Lebanon Valley College is filling the gap with a new, custom-designed and customizable bachelor’s degree in Cyber Defense and Homeland Security. Unlike computer science and digital communication programs, the nontechnical Cyber Defense and Homeland Security program delves into the macrolevel functions of protecting democracy and society from looming threats.

Private and public employers need people who can ward off the dangers inherent in technology, extremism and terrorism, climate change, border security, use of opensource intelligence, and other pressing challenges.

“Employers who do business in security-sensitive areas want people who can write, conduct research, apply best practices, and focus on the guidelines that protect the nation’s critical infrastructure,” said Program Director Dr. Chris J. Dolan, LVC professor of political science and director of the M.S. in Intelligence and Security Studies. “Lebanon Valley College sought the input and guidance of these employers as we designed this program, to assure relevant learning for this century’s most in-demand and impactful jobs.”

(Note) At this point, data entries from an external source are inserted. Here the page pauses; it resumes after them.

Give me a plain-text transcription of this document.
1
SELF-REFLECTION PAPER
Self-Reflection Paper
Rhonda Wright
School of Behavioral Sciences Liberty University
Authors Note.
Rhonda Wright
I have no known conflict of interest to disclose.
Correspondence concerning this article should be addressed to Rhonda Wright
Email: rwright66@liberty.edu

The Cyber Defense and Homeland Security bachelor’s degree explores cyber compliance, ethical use, and cyber policy regulation and management within the 16 sectors designated by Homeland Security as vital to a functioning society. These critical infrastructure designations include the chemical, communications, critical manufacturing, defense industrial base, emergency services, energy, food and agriculture, information technology, and healthcare and public health sectors.

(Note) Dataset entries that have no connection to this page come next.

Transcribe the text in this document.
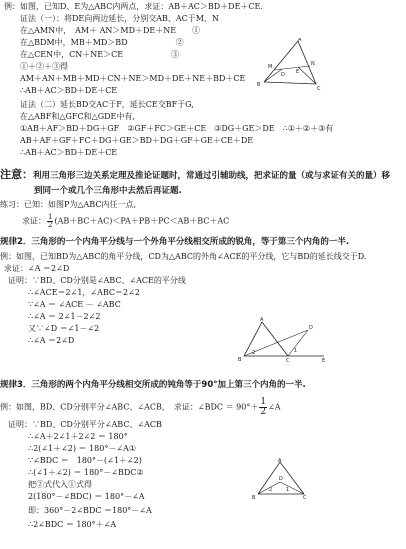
例：如图，已知D、E为△ABC内两点，求证：AB＋AC＞BD＋DE＋CE.
证法（一）：将DE向两边延长，分别交AB、AC于M、N
在△AMN中，　AM＋ AN＞MD＋DE＋NE　　①
在△BDM中，MB＋MD＞BD　　　　　　②
在△CEN中，CN＋NE＞CE　　　　　　③
①＋②＋③得
AM＋AN＋MB＋MD＋CN＋NE＞MD＋DE＋NE＋BD＋CE
∴AB＋AC＞BD＋DE＋CE
证法（二）延长BD交AC于F，延长CE交BF于G,
在△ABF和△GFC和△GDE中有,
①AB＋AF＞BD＋DG＋GF　②GF＋FC＞GE＋CE　③DG＋GE＞DE　∴①＋②＋③有
AB＋AF＋GF＋FC＋DG＋GE＞BD＋DG＋GF＋GE＋CE＋DE
∴AB＋AC＞BD＋DE＋CE
A
B
C
D E
M	N
注意：利用三角形三边关系定理及推论证题时，常通过引辅助线，把求证的量（或与求证有关的量）移
到同一个或几个三角形中去然后再证题.
练习：已知：如图P为△ABC内任一点,
求证： $\frac{1}{2} (AB+BC+AC)<PA+PB+PC<AB+BC+AC$
规律2．三角形的一个内角平分线与一个外角平分线相交所成的锐角，等于第三个内角的一半.
例：如图，已知BD为△ABC的角平分线，CD为△ABC的外角∠ACE的平分线，它与BD的延长线交于D.
求证：∠A ＝2∠D
证明：∵BD、CD分别是∠ABC、∠ACE的平分线
∴∠ACE＝2∠1，∠ABC＝2∠2
∵∠A ＝ ∠ACE － ∠ABC
∴∠A ＝ 2∠1－2∠2
又∵∠D ＝∠1－∠2
∴∠A ＝2∠D
A
B	C
D
E
1
2
规律3．三角形的两个内角平分线相交所成的钝角等于90°加上第三个内角的一半.
例：如图，BD、CD分别平分∠ABC、∠ACB，　求证：∠BDC ＝ $90^\circ+ \frac{1}{2}$ ∠A
证明：∵BD、CD分别平分∠ABC、∠ACB
∴∠A＋2∠1＋2∠2 ＝ 180°
∴2(∠1＋∠2) ＝ 180°－∠A①
∵∠BDC ＝　180°－(∠1＋∠2)
∴(∠1＋∠2) ＝ 180°－∠BDC②
把②式代入①式得
2(180°－∠BDC) ＝ 180°－∠A
即：360°－2∠BDC ＝180°－∠A
∴2∠BDC ＝ 180°＋∠A
A
B	C
D
1
2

Jobs to help protect these sectors include criminal intelligence analyst, cyber security analyst, disaster response coordinator, media exploitation analyst, government policy advisor, and information security analyst. The post of intelligence analyst pays a median annual salary of $112,000 with less than five years of experience and was cited by U.S. News & World Report as the #1 job in the nation in 2022.

These posts are in high demand but understaffed nationwide, with hundreds of thousands of openings. LVC designed the Cyber Defense and Homeland Security degree, planned for full launch in fall 2024, to give students the skills needed to fill them.

While students in the program will take computer science and digital communications courses, the bulk of their studies will concentrate on the skills needed to understand and apply best practices to defend against threats, known and unknown. They will learn to account for such legal issues as privacy and personal freedom, plus compliance, ethics, security risk analysis, and information security.

They will become adept at operating in the place where government regulations and strategies establish defense shields around the 16 critical infrastructure sectors. Federal and state governments have a deep interest in the security of these crucial fields, but at least 80 percent of assets are in private hands. People who can deftly function in the public-private collaborative space will be in demand while they find career fulfillment in work that keeps Americans safe.

“This program is more about the broader strategic and operational level of cyber defense than the tactical and technical level,” said Dolan, a two-time Fulbright Scholar who applied his expertise in international relations, terrorism and extremism, and national security to create the new degree. He was recently selected as a U.S. Department of State Cyber Defense Specialist in Kosovo for the spring 2024 semester.

The program is flexible and experiential. Students have the opportunity to study international regulations and norms governing cyber relations and cyber warfare through LVC’s International Human Rights Law study-abroad program in Maastricht, The Netherlands. They can get hands-on experience through internships with government and industry employers. As they explore the breadth and depth of the field, they can focus on the areas that interest them.

“We want to meet the students where they are and where their interests are,” said Dolan.

LVC’s multidisciplinary approach incorporates social sciences, criminal justice, and policymaking, for a less technical take than other colleges offer. The result is well-rounded students steeped in communications, collaboration, and critical thinking. Students graduate with the ability to examine issues from multiple perspectives and take steps to ward off the risks threatening cherished institutions – for instance, activating in the place where climate change meets critical infrastructure, or extremism meets the pillars of democracy.

“The program is flexible because it has to be,” said Dolan. “The interests of students change as global and national threats change, and they want to be there to respond in the real world.”